Munster's main idea is that Apple lacks a device that will make the company a permanent fixture in the core of future "digital homes." With this in mind, he sees an evolution of the existing Apple TV with a yet-more powerful iTunes as the perfect device to fill that capability gap.
That would certainly represent a fabulous piece of convergence: The Apple TV already connects over HDMI to HDTVs, and streams video, music and photos to the screen from its own drive, or wirelessly over Wi-Fi. Apple already makes large screen monitors, and although they're at much higher resolution than needed for television, the company has inked a 5-year deal with LG to provide LCD screens worth $500 million, and that could easily expand to television-resolution displays. Marrying those two pieces of technology into a single unit would create a very interesting home-theater PC: Let's call it the Apple Television
But Munster also suggests that the device would go all the way to being a net-connected DVR too: He points at patents that Apple filed over the previous years that reference an updated Apple TV with recording capability. The only hardware the current device lacks to enable this is a TV-in system, or possibly a satellite-in cablecard-like system.

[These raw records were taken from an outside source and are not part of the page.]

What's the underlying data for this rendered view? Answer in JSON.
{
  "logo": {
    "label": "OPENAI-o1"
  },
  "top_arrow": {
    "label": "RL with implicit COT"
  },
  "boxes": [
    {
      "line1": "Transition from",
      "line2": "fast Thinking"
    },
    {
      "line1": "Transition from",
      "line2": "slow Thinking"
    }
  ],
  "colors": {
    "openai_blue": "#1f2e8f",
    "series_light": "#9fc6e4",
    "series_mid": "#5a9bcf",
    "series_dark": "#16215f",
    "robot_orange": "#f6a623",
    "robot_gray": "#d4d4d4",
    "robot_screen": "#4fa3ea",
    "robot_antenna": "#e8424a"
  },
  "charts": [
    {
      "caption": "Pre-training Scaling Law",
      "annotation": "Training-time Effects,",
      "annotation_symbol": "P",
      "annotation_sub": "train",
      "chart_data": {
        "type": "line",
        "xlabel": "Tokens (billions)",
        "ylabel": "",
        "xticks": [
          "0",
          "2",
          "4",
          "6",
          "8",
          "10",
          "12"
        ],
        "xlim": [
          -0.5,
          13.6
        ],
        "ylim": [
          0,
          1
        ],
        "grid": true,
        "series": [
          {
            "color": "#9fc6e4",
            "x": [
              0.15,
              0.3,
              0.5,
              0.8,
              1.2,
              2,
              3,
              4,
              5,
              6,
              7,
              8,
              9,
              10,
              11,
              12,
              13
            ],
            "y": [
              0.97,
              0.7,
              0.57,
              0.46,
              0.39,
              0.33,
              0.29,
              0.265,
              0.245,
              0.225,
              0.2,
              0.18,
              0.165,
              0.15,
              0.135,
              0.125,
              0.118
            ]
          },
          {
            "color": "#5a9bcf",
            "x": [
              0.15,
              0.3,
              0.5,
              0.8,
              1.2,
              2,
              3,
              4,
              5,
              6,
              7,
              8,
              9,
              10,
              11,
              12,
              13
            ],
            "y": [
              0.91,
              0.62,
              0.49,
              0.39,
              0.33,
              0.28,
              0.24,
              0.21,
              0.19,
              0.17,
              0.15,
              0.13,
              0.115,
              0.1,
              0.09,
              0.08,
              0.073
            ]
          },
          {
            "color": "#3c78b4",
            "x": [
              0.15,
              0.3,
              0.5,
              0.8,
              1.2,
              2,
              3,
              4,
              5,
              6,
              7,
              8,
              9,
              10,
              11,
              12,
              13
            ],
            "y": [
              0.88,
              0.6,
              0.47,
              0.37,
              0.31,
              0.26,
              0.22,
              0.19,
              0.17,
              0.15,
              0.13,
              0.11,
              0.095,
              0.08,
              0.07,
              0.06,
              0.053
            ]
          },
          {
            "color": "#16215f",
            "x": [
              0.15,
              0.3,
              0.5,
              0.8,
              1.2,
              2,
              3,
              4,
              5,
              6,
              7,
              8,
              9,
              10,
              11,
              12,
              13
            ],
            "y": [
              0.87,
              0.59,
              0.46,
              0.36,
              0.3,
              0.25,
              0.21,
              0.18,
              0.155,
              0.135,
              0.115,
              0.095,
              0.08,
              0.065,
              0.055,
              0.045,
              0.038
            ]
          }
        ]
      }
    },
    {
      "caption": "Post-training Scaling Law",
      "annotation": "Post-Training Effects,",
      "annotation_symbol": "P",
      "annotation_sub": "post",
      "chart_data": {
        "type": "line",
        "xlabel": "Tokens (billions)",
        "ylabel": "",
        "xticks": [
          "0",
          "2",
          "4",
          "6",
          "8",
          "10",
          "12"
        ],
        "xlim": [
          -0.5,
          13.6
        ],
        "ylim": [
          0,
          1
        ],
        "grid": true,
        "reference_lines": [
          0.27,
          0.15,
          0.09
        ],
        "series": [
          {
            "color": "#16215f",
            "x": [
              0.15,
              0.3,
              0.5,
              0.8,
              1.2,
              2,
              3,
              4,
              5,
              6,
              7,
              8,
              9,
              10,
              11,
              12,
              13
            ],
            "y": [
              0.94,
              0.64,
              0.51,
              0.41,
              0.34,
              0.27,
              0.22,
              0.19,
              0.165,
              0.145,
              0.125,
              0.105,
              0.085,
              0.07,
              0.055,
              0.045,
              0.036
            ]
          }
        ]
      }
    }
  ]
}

The analysis also agrees that while the TV market is "a bad business," with unit prices falling steeply over the previous years, and TV-makers struggling to make profits (with rumors that Pioneer is leaving the TV game,) that only holds true for "dumb TV" designs. If Apple performed one of its characteristic "rules of the game"-changing maneuvers, then a fully-connected "smart" Apple Television may have a shot at capturing the high end of the market, in exactly the way the iPhone did for cellphones.
Munster also points to the ability of both the iPhone and iPod Touch to act as remote controls for iTunes, and he highlights the fact that iTunes has a huge install user base and holds the number one music retailer spot in the U.S. Extending iTunes functionality into recording incoming video signals seems like a natural progression.
So, his thinking is compelling. But it only slightly makes sense: Apple maintains the TV is a "hobby" project, and hasn't tweaked the hardware of the device in a long while. This would lend credence to Munster's claims of Apple Television being the next upgrade, or it may simply be a hint that the next update will be along the lines of the "unibody" aluminum styling that much of the rest of Apple's hardware now features. Or it may simply be a symptom of the "hobby" status of the device in Apple's management thinking.
Also, bear in mind that the connected TV market is in its infancy, and the average consumer is incredibly accustomed to thinking of TV as coming in via cable or satellite via a separate box that, in some cases, has its own DVR function.
Apple hardware historically is set at a premium price point: It's fair to assume the an Apple Television would follow a similar model. Would the consumer even want to shill out extra for a TV with in-built computer hardware? That is, hardware that will most likely be out of date even sooner than the rest of the electronics inside of the TV. In my own home an iMac powers my HDTV directly, and the television isn't even connected to a TV source. My set up is basically a separated version of what Munster proposes for Apple Television. But if my iMac gets old, or I switch TV suppliers to an IPTV solution, I can just swap out part of the system--a flexibility that an Apple Television would most likely lack.
Essentially this would be a convergence device that would be "nice to have." It could potentially, with some Apple magic, pull off an iPhone-like success in the TV market.
You can bet that Apple is looking at this idea, along with many other potential products. But I seriously doubt its viability on several levels, including the current economic crisis and the downturn in consumer spending. Is Munster simply trying to goad Apple into making a device he'd love to own himself?